Безусловно, «не всегда были подобны горнему снегу одежды белого ратника». Как Вы сами пишете, Григорий Соломонович, три года войны сильно ожесточили сердца, но все зверства белых не идут ни в какое сравнение с планомерным кошмаром красного террора. Красный террор был официальной политикой большевиков, был провозглашен Совнаркомом 5 сентября 1918 года. Массовый расстрел заложников «из буржуазии и офицерства», виновных только своим социальным положением при старом режиме, объявлялся законной мерой пресечения «малейших попыток сопротивления» советской власти. И не только объявлялся. По всей России сотни тысяч людей, как Вы знаете, были убиты самым ужасным образом как заложники, то есть, по определению, без суда и следствия, так как лично их не за что было судить даже советской власти. .

8 Туркул А. За Святую Русь! М., 1997, стр. 74 — 75.

После убийства председателя Петроградской ЧК, отвратительного палача и садиста Моисея Урицкого, «Красная газета», официальный орган Петроградского совдепа, возглавляемого Зиновьевым, писала: «Убит Урицкий.
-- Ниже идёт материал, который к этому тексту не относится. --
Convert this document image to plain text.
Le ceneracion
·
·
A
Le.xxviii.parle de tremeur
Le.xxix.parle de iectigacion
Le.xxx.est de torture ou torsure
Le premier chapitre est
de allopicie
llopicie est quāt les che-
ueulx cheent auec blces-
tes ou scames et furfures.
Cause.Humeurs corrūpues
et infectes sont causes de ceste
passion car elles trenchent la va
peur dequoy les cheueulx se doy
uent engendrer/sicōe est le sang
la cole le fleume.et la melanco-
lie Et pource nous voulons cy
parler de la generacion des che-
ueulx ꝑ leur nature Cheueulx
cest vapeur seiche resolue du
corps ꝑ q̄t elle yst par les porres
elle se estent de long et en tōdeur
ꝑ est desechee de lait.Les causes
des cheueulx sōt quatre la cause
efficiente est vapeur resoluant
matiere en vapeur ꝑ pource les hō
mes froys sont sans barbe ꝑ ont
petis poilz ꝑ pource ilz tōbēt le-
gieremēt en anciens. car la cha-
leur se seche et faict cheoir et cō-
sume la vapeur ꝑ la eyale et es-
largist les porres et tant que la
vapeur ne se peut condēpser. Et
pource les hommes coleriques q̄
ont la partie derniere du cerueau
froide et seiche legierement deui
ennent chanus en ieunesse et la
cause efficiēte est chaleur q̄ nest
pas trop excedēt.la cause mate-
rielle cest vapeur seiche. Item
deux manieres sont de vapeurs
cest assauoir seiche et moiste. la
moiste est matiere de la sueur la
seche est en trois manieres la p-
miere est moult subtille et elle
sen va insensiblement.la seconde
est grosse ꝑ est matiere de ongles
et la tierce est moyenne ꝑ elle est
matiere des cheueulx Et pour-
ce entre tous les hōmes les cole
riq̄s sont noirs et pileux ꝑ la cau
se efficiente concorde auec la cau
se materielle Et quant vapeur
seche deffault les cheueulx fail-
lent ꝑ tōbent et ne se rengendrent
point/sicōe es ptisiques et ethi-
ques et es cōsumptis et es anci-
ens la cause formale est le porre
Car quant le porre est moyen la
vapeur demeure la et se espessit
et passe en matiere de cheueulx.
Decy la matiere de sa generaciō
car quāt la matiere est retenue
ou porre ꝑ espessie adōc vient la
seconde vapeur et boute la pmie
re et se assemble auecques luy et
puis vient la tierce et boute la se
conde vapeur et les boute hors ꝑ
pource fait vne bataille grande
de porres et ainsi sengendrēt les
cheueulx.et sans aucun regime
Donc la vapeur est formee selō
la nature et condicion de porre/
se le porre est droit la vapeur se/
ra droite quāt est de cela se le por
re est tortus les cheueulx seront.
На единичный террор наших врагов мы должны ответить массовым террором... За смерть одного нашего борца должны поплатиться жизнью тысячи врагов». На следующий день: «Кровь за кровь. Без пощады, без сострадания мы будем избивать врагов десятками, сотнями. Пусть их наберутся тысячи. Пусть они захлебнутся в собственной крови!.. За кровь товарища Урицкого, за ранение тов. Ленина, за покушение на тов. Зиновьева, за неотмщенную кровь товарищей Володарского, Нахимсона, латышей, матросов — пусть прольется кровь буржуазии и ее слуг, — больше крови!» А уже через четыре дня та же газета с видимым огорчением сообщала в передовой: «Вместо обещанных нескольких тысяч белогвардейцев и их вдохновителей — буржуев расстреляно едва несколько сот». В действительности только по сохранившимся спискам в те дни в Петрограде было расстреляно до 900 заложников и еще 512 в Кронштадте. Факты можно приводить бесконечно9.

Среди белых встречались дурные люди, а среди красных попадались порядочные натуры, но и то и другое было вопреки целям этих двух сил русской Гражданской войны, так как цель белых была защита закона и Отечества, а цель красных — попрание закона при полном равнодушии к России. Первый путь вел к жизни. Второй, как это и всегда бывает при попрании закона, — к смерти. Результаты движения по первому из путей нам неизвестны — белые борьбу проиграли, но то, что второй путь привел наш народ к бесчисленным смертям, невероятным страданиям, полному культурному и нравственному вырождению, — очевидно.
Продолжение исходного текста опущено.